In Python, floats are usually represented as IEEE-754 double precision values. Numpy doesn't offer better than 64-bit floats -- that is, IEEE-754 double precision values -- so it won't be of any help to us. That leads us to the decimal library (https://docs.python.org/3/library/decimal.html).
We can rewrite fib_closed thus:
In [4]:
import decimal

def fib_closed_decimal(n: int) -> int:
    sqrt_5 = decimal.Decimal(5).sqrt()
    phi = (decimal.Decimal(1) + sqrt_5) / decimal.Decimal(2)
    f = phi ** decimal.Decimal(n) / sqrt_5
    f = int(f.to_integral_value(rounding=decimal.ROUND_HALF_UP))
    return f
In [5]:
test_equivalent(1000, fib_iter, fib_closed_decimal)
Out[5]:
'not equivalent at n=123.'
We now break at the 123rd Fibonacci number.
But that's just with the default precision. The decimal library has the concept of context, where you can set your precision. Up to the point you can get memory errors on calculations, in fact.
So how many decimal places of precision do we need to compute the first 1000 Fibonacci numbers correctly in the closed form?
In [6]:
with decimal.localcontext() as ctx:
    # 28 is the default precision according to docs, but there 
    # isn't a defined constant for it.
    for p in range(28, decimal.MAX_PREC):
        ctx.prec = p
        result = test_equivalent(1000, fib_iter, fib_closed_decimal)
        if result.startswith('equivalent'):
            print(f'required precision={p}')
            break
required precision=212
We need (on my computer) 212 decimal places of precison.
This is good. We can reliably compute the nth Fibonacci number in O(1) instead of O(n) for n < 1000, which is good enough for interview questions. But how efficient is it, really? The decimal library must be pretty heavy, so where is the break even point?
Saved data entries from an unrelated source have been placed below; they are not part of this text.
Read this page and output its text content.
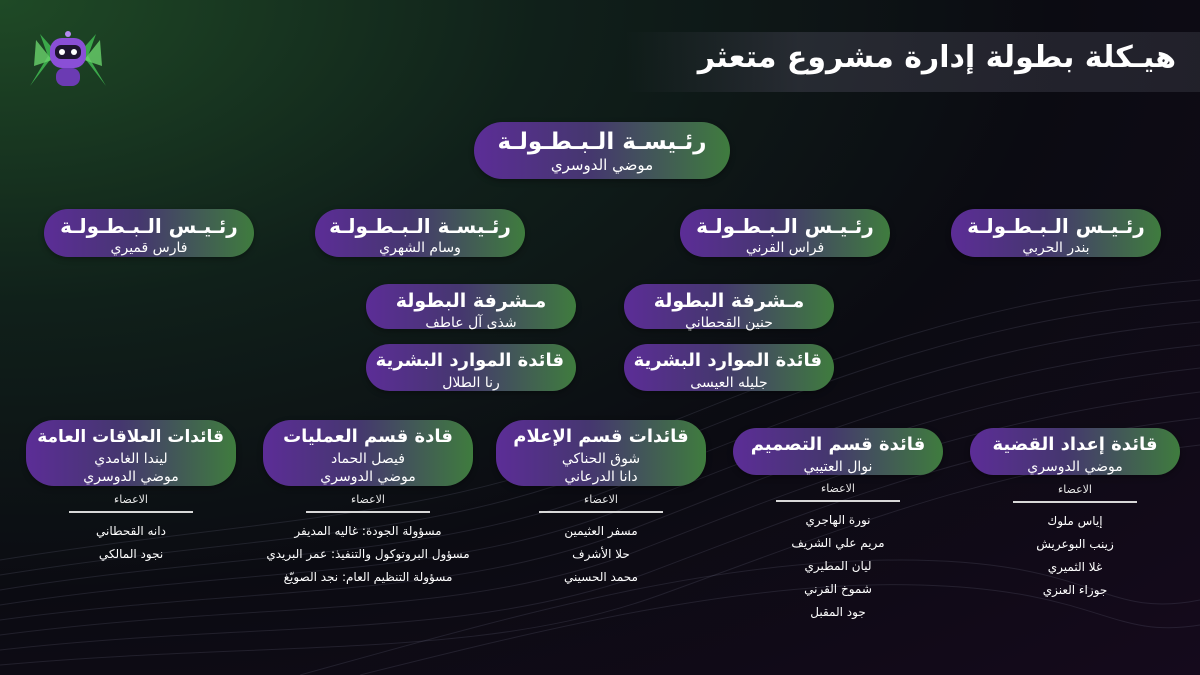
هيـكلة بطولة إدارة مشروع متعثر
رئـيسـة الـبـطـولـة
موضي الدوسري
رئـيـس الـبـطـولـة
بندر الحربي
رئـيـس الـبـطـولـة
فراس القرني
رئـيسـة الـبـطـولـة
وسام الشهري
رئـيـس الـبـطـولـة
فارس قميري
مـشرفة البطولة
حنين القحطاني
مـشرفة البطولة
شذى آل عاطف
قائدة الموارد البشرية
جليله العيسى
قائدة الموارد البشرية
رنا الطلال
قائدة إعداد القضية
موضي الدوسري
قائدة قسم التصميم
نوال العتيبي
قائدات قسم الإعلام
شوق الحناكي
دانا الدرعاني
قادة قسم العمليات
فيصل الحماد
موضي الدوسري
قائدات العلاقات العامة
ليندا الغامدي
موضي الدوسري
الاعضاء
إياس ملوك
زينب البوعريش
غلا الثميري
جوزاء العنزي
الاعضاء
نورة الهاجري
مريم علي الشريف
ليان المطيري
شموخ القرني
جود المقبل
الاعضاء
مسفر العثيمين
حلا الأشرف
محمد الحسيني
الاعضاء
مسؤولة الجودة: غاليه المديفر
مسؤول البروتوكول والتنفيذ: عمر البريدي
مسؤولة التنظيم العام: نجد الصويّغ
الاعضاء
دانه القحطاني
نجود المالكي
Again, it's easy to test this directly, but first we should optimize the implementation of the closed form solution. There's no sense calculating the values for $\sqrt{5}$ and $\phi$ over and over again since they're effectively constants. Heck, that's two-thirds of the calculations right there! To do that, a class is in order.
In [7]:
class Fibonacci:
    def __init__(self):
        self.sqrt_5 = decimal.Decimal(5).sqrt()
        self.phi = (decimal.Decimal(1) + self.sqrt_5) / decimal.Decimal(2)
        
    def fib(self, n: int) -> int:
        """Return the nth Fibonacci number."""
        f = self.phi ** decimal.Decimal(n) / self.sqrt_5
        f = int(f.to_integral_value(rounding=decimal.ROUND_HALF_UP))
        return f
Before we run, let's make sure our code is equivalent.
In [8]:
with decimal.localcontext() as ctx:
    ctx.prec = 212
    f = Fibonacci()
    print(test_equivalent(1000, fib_closed_decimal, f.fib))
equivalent in test range.
In [9]:
%matplotlib inline
In [10]:
import timeit
import matplotlib.pyplot as plt
In [11]:
num = 250
x = list(range(1, 500))
iter_times = [
    timeit.timeit(f'fib_iter({n})', number=num, globals=globals()) 
    for n in x
]

with decimal.localcontext() as ctx:
    ctx.prec = 212
    f = Fibonacci()
    closed_times = [
        timeit.timeit(f'f.fib({n})', number=num, globals=globals()) 
        for n in x
    ]
In [12]:
fig = plt.figure()
ax = fig.add_subplot(111)
ax.plot(x, iter_times, 'r', x, closed_times, 'b')
ax.set_xlabel('n')
ax.set_ylabel('Execution time (seconds)')
ax.legend(['iterative', 'closed form'])
ax.set_title(f'Time for {num} calculations of Fib(n)')
Out[12]:
<matplotlib.text.Text at 0x7f08b0070b38>
The break even point (again, on my computer) is in the range [320, 360], and the closed form looks to be more O(log(n)) than O(1). Like I said, the decimal library is pretty heavy.
So is the closed form solution worth it? In the context of an interview question, absolutely. It opens discussion of rounding errors, execution time, and memory requirements. And I bet an interviewer who asks you to code up Fibonacci has never been given the closed form solution.